Самыгин от удивления раскрыл рот и уставился на соседа. Радищев продолжал:
— Но я считаю, что освобождение крестьян в России и переустройство империи в могучее и свободное Российское государство, основанное на братстве народов, должно идти своим собственным путём. Я против подражания Западу. Во Франции великие люди, подобные Вольтеру и Дидро, непрестанные преследования терпят от короля и властей французских, и там пока не меньше свинства, чем в нашей крепостной России…
Самыгин стал бледнеть и даже потерял дар речи.
— То есть как свинства?.. — произнёс он, заикаясь.
Радищев стал раздражаться.
— Самого обыкновенного, сударь. Крестьяне французские, пожалуй, ещё в худшем положении, чем наши, губернаторы — первые воры. Париж — вертеп, где всё снаружи блестит, а внутри сгнило, где по ночам грабят и убивают за франк.
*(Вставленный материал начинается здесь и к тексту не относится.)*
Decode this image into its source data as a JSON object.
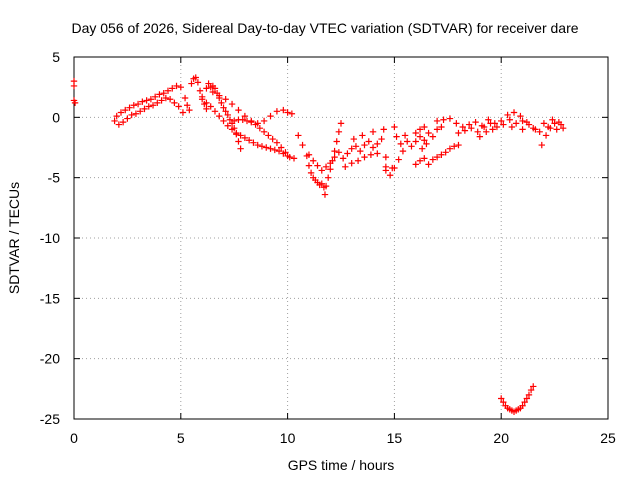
{
  "chart_data": {
    "type": "scatter",
    "title": "Day 056 of 2026, Sidereal Day-to-day VTEC variation (SDTVAR) for receiver dare",
    "xlabel": "GPS time / hours",
    "ylabel": "SDTVAR / TECUs",
    "xlim": [
      0,
      25
    ],
    "ylim": [
      -25,
      5
    ],
    "xticks": [
      0,
      5,
      10,
      15,
      20,
      25
    ],
    "yticks": [
      5,
      0,
      -5,
      -10,
      -15,
      -20,
      -25
    ],
    "xtick_labels": [
      "0",
      "5",
      "10",
      "15",
      "20",
      "25"
    ],
    "ytick_labels": [
      "5",
      "0",
      "-5",
      "-10",
      "-15",
      "-20",
      "-25"
    ],
    "grid": true,
    "marker": "+",
    "marker_color": "#ff0000",
    "series": [
      {
        "name": "SDTVAR",
        "points": [
          [
            0.0,
            3.0
          ],
          [
            0.0,
            2.6
          ],
          [
            0.0,
            1.4
          ],
          [
            0.05,
            1.2
          ],
          [
            1.9,
            -0.3
          ],
          [
            2.0,
            0.1
          ],
          [
            2.1,
            -0.6
          ],
          [
            2.2,
            0.4
          ],
          [
            2.3,
            -0.4
          ],
          [
            2.4,
            0.6
          ],
          [
            2.5,
            -0.1
          ],
          [
            2.6,
            0.8
          ],
          [
            2.7,
            0.2
          ],
          [
            2.8,
            1.0
          ],
          [
            2.9,
            0.3
          ],
          [
            3.0,
            1.1
          ],
          [
            3.1,
            0.5
          ],
          [
            3.2,
            1.3
          ],
          [
            3.3,
            0.7
          ],
          [
            3.4,
            1.4
          ],
          [
            3.5,
            0.9
          ],
          [
            3.6,
            1.5
          ],
          [
            3.7,
            1.0
          ],
          [
            3.8,
            1.7
          ],
          [
            3.9,
            1.2
          ],
          [
            4.0,
            1.9
          ],
          [
            4.1,
            1.4
          ],
          [
            4.2,
            2.0
          ],
          [
            4.3,
            1.6
          ],
          [
            4.4,
            2.2
          ],
          [
            4.5,
            1.5
          ],
          [
            4.6,
            2.4
          ],
          [
            4.7,
            1.2
          ],
          [
            4.8,
            2.6
          ],
          [
            4.9,
            0.9
          ],
          [
            5.0,
            2.5
          ],
          [
            5.1,
            0.4
          ],
          [
            5.2,
            1.6
          ],
          [
            5.3,
            1.0
          ],
          [
            5.4,
            0.6
          ],
          [
            5.5,
            2.8
          ],
          [
            5.6,
            3.2
          ],
          [
            5.7,
            3.3
          ],
          [
            5.8,
            2.9
          ],
          [
            5.9,
            2.2
          ],
          [
            6.0,
            1.7
          ],
          [
            6.1,
            1.1
          ],
          [
            6.2,
            0.7
          ],
          [
            6.3,
            2.8
          ],
          [
            6.4,
            2.5
          ],
          [
            6.5,
            2.6
          ],
          [
            6.6,
            2.4
          ],
          [
            6.7,
            2.0
          ],
          [
            6.8,
            1.6
          ],
          [
            6.9,
            1.2
          ],
          [
            7.0,
            0.8
          ],
          [
            7.1,
            0.5
          ],
          [
            7.2,
            0.2
          ],
          [
            7.3,
            -0.2
          ],
          [
            7.4,
            -0.5
          ],
          [
            7.5,
            -0.9
          ],
          [
            7.6,
            -1.4
          ],
          [
            7.7,
            -2.0
          ],
          [
            7.8,
            -2.6
          ],
          [
            6.0,
            1.5
          ],
          [
            6.2,
            1.2
          ],
          [
            6.4,
            0.9
          ],
          [
            6.6,
            0.5
          ],
          [
            6.8,
            0.1
          ],
          [
            7.0,
            -0.3
          ],
          [
            7.2,
            -0.7
          ],
          [
            7.4,
            -1.0
          ],
          [
            7.6,
            -1.3
          ],
          [
            7.8,
            -1.5
          ],
          [
            8.0,
            -1.7
          ],
          [
            8.2,
            -1.9
          ],
          [
            8.4,
            -2.1
          ],
          [
            8.6,
            -2.3
          ],
          [
            8.8,
            -2.4
          ],
          [
            9.0,
            -2.5
          ],
          [
            9.2,
            -2.6
          ],
          [
            9.4,
            -2.7
          ],
          [
            9.6,
            -2.8
          ],
          [
            9.8,
            -3.0
          ],
          [
            10.0,
            -3.2
          ],
          [
            6.2,
            2.4
          ],
          [
            6.5,
            2.1
          ],
          [
            6.8,
            1.8
          ],
          [
            7.1,
            1.5
          ],
          [
            7.4,
            1.1
          ],
          [
            7.7,
            0.6
          ],
          [
            8.0,
            0.1
          ],
          [
            8.3,
            -0.3
          ],
          [
            8.6,
            -0.5
          ],
          [
            8.9,
            -0.3
          ],
          [
            9.2,
            0.1
          ],
          [
            9.5,
            0.5
          ],
          [
            9.8,
            0.6
          ],
          [
            10.0,
            0.4
          ],
          [
            10.2,
            0.3
          ],
          [
            7.5,
            -0.3
          ],
          [
            7.7,
            -0.2
          ],
          [
            7.9,
            -0.2
          ],
          [
            8.1,
            -0.3
          ],
          [
            8.3,
            -0.4
          ],
          [
            8.5,
            -0.6
          ],
          [
            8.7,
            -0.9
          ],
          [
            8.9,
            -1.2
          ],
          [
            9.1,
            -1.5
          ],
          [
            9.3,
            -1.8
          ],
          [
            9.5,
            -2.1
          ],
          [
            9.7,
            -2.5
          ],
          [
            9.9,
            -2.9
          ],
          [
            10.1,
            -3.3
          ],
          [
            10.3,
            -3.4
          ],
          [
            10.5,
            -1.5
          ],
          [
            10.7,
            -2.3
          ],
          [
            10.9,
            -3.2
          ],
          [
            11.0,
            -4.0
          ],
          [
            11.1,
            -4.6
          ],
          [
            11.2,
            -5.0
          ],
          [
            11.3,
            -5.2
          ],
          [
            11.4,
            -5.4
          ],
          [
            11.5,
            -5.6
          ],
          [
            11.6,
            -5.5
          ],
          [
            11.7,
            -5.8
          ],
          [
            11.75,
            -6.4
          ],
          [
            11.8,
            -5.7
          ],
          [
            11.9,
            -5.0
          ],
          [
            12.0,
            -4.3
          ],
          [
            12.1,
            -3.6
          ],
          [
            12.2,
            -2.8
          ],
          [
            12.3,
            -2.0
          ],
          [
            12.4,
            -1.2
          ],
          [
            12.5,
            -0.5
          ],
          [
            11.0,
            -3.1
          ],
          [
            11.2,
            -3.6
          ],
          [
            11.4,
            -4.0
          ],
          [
            11.6,
            -4.4
          ],
          [
            11.8,
            -4.1
          ],
          [
            12.0,
            -3.8
          ],
          [
            12.2,
            -3.3
          ],
          [
            12.4,
            -2.9
          ],
          [
            12.6,
            -3.4
          ],
          [
            12.8,
            -3.0
          ],
          [
            13.0,
            -2.6
          ],
          [
            13.2,
            -2.4
          ],
          [
            13.4,
            -2.8
          ],
          [
            13.6,
            -2.3
          ],
          [
            13.8,
            -2.0
          ],
          [
            14.0,
            -2.5
          ],
          [
            14.2,
            -2.2
          ],
          [
            14.4,
            -1.8
          ],
          [
            12.7,
            -4.1
          ],
          [
            13.0,
            -3.8
          ],
          [
            13.3,
            -3.6
          ],
          [
            13.6,
            -3.3
          ],
          [
            13.9,
            -3.1
          ],
          [
            14.2,
            -3.0
          ],
          [
            13.1,
            -1.8
          ],
          [
            13.5,
            -1.5
          ],
          [
            14.0,
            -1.2
          ],
          [
            14.5,
            -1.0
          ],
          [
            14.6,
            -3.3
          ],
          [
            14.6,
            -4.1
          ],
          [
            15.0,
            -4.2
          ],
          [
            15.2,
            -3.5
          ],
          [
            15.4,
            -2.8
          ],
          [
            15.6,
            -2.0
          ],
          [
            15.8,
            -2.4
          ],
          [
            16.0,
            -2.0
          ],
          [
            16.2,
            -1.6
          ],
          [
            16.4,
            -1.9
          ],
          [
            16.6,
            -1.3
          ],
          [
            16.8,
            -1.6
          ],
          [
            17.0,
            -1.0
          ],
          [
            17.2,
            -0.8
          ],
          [
            15.0,
            -0.8
          ],
          [
            15.1,
            -1.6
          ],
          [
            15.3,
            -2.2
          ],
          [
            15.5,
            -1.5
          ],
          [
            16.3,
            -2.6
          ],
          [
            16.5,
            -2.2
          ],
          [
            14.6,
            -4.4
          ],
          [
            14.8,
            -4.8
          ],
          [
            14.9,
            -4.2
          ],
          [
            16.0,
            -3.9
          ],
          [
            16.2,
            -3.6
          ],
          [
            16.4,
            -3.4
          ],
          [
            16.6,
            -3.9
          ],
          [
            16.8,
            -3.5
          ],
          [
            17.0,
            -3.3
          ],
          [
            17.2,
            -3.1
          ],
          [
            17.4,
            -2.9
          ],
          [
            17.6,
            -2.6
          ],
          [
            17.8,
            -2.4
          ],
          [
            18.0,
            -2.3
          ],
          [
            16.0,
            -1.3
          ],
          [
            16.2,
            -1.0
          ],
          [
            16.4,
            -0.8
          ],
          [
            17.0,
            -0.3
          ],
          [
            17.3,
            -0.2
          ],
          [
            17.6,
            -0.1
          ],
          [
            17.9,
            -0.5
          ],
          [
            18.2,
            -0.8
          ],
          [
            18.5,
            -0.6
          ],
          [
            18.8,
            -0.4
          ],
          [
            19.1,
            -0.7
          ],
          [
            19.4,
            -0.2
          ],
          [
            19.7,
            -0.5
          ],
          [
            20.0,
            -0.3
          ],
          [
            20.3,
            0.2
          ],
          [
            20.6,
            0.4
          ],
          [
            20.9,
            0.1
          ],
          [
            21.2,
            -0.4
          ],
          [
            21.5,
            -0.9
          ],
          [
            21.8,
            -1.2
          ],
          [
            22.0,
            -0.5
          ],
          [
            22.2,
            -0.8
          ],
          [
            22.4,
            -0.2
          ],
          [
            22.6,
            -1.0
          ],
          [
            22.8,
            -0.6
          ],
          [
            18.0,
            -1.3
          ],
          [
            18.3,
            -1.1
          ],
          [
            18.6,
            -0.9
          ],
          [
            18.9,
            -1.2
          ],
          [
            19.2,
            -0.8
          ],
          [
            19.5,
            -0.5
          ],
          [
            19.8,
            -0.8
          ],
          [
            20.1,
            -0.6
          ],
          [
            20.4,
            -0.2
          ],
          [
            20.7,
            -0.5
          ],
          [
            21.0,
            -0.3
          ],
          [
            21.3,
            -0.6
          ],
          [
            21.6,
            -1.0
          ],
          [
            21.9,
            -2.3
          ],
          [
            22.1,
            -1.5
          ],
          [
            22.3,
            -0.9
          ],
          [
            22.5,
            -0.5
          ],
          [
            22.7,
            -0.4
          ],
          [
            22.9,
            -0.9
          ],
          [
            19.0,
            -1.6
          ],
          [
            19.3,
            -1.2
          ],
          [
            19.6,
            -1.0
          ],
          [
            20.5,
            -0.8
          ],
          [
            21.0,
            -1.0
          ],
          [
            20.0,
            -23.3
          ],
          [
            20.1,
            -23.6
          ],
          [
            20.2,
            -23.9
          ],
          [
            20.3,
            -24.1
          ],
          [
            20.4,
            -24.2
          ],
          [
            20.5,
            -24.3
          ],
          [
            20.6,
            -24.4
          ],
          [
            20.7,
            -24.3
          ],
          [
            20.8,
            -24.2
          ],
          [
            20.9,
            -24.1
          ],
          [
            21.0,
            -23.9
          ],
          [
            21.1,
            -23.6
          ],
          [
            21.2,
            -23.3
          ],
          [
            21.3,
            -23.0
          ],
          [
            21.4,
            -22.6
          ],
          [
            21.5,
            -22.3
          ]
        ]
      }
    ]
  }
}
Да позвольте вам доказать фактами…
Радищев вытащил из кармана маленькую тетрадку, в одну восьмую листа, в серой обложке:
— Вот, пожалуйста, это рукописные копии писем Дениса Ивановича Фонвизина из Парижа и Ахена к Петру Ивановичу Панину.[26] Разрешите прочесть.
«Грабят по улицам и режут в домах нередко. Строгость законов не останавливает злодеяний, рождающихся во Франции почти всегда от бедности, ибо, как я выше изъяснялся, французы, по собственному побуждению сердец своих, к злодеяниям не способны и одна нищета влагает нож в руку убийцы. Число мошенников в Париже неисчётно. Сколько кавалеров святого Людовика, которым, если не украв ничего выходят из дома, кажется, будто нечто своё в Доме том забыли».
25
Вольтер, Ш.-Л. Монтескьё, Ж.-Ф. Мармонтель, Д. Дидро, Д'Аламбер и другие выдающиеся умы были авторами и редакторами «Энциклопедии, или Толкового словаря наук, искусств и ремёсел…» (Париж, 1751–1772) — замечательного выражения эпохи Просвещения.
26
В 1777–1778 гг. Фонвизин совершил поездку по Франции и Германии, свои впечатления он описал в «Записках первого путешествия», состоящих из писем к П. И. Панину — двоюродному брату Никиты Ивановича Панина, у которого тогда служил Фонвизин. При жизни Фонвизина публикация «Записок» была запрещена.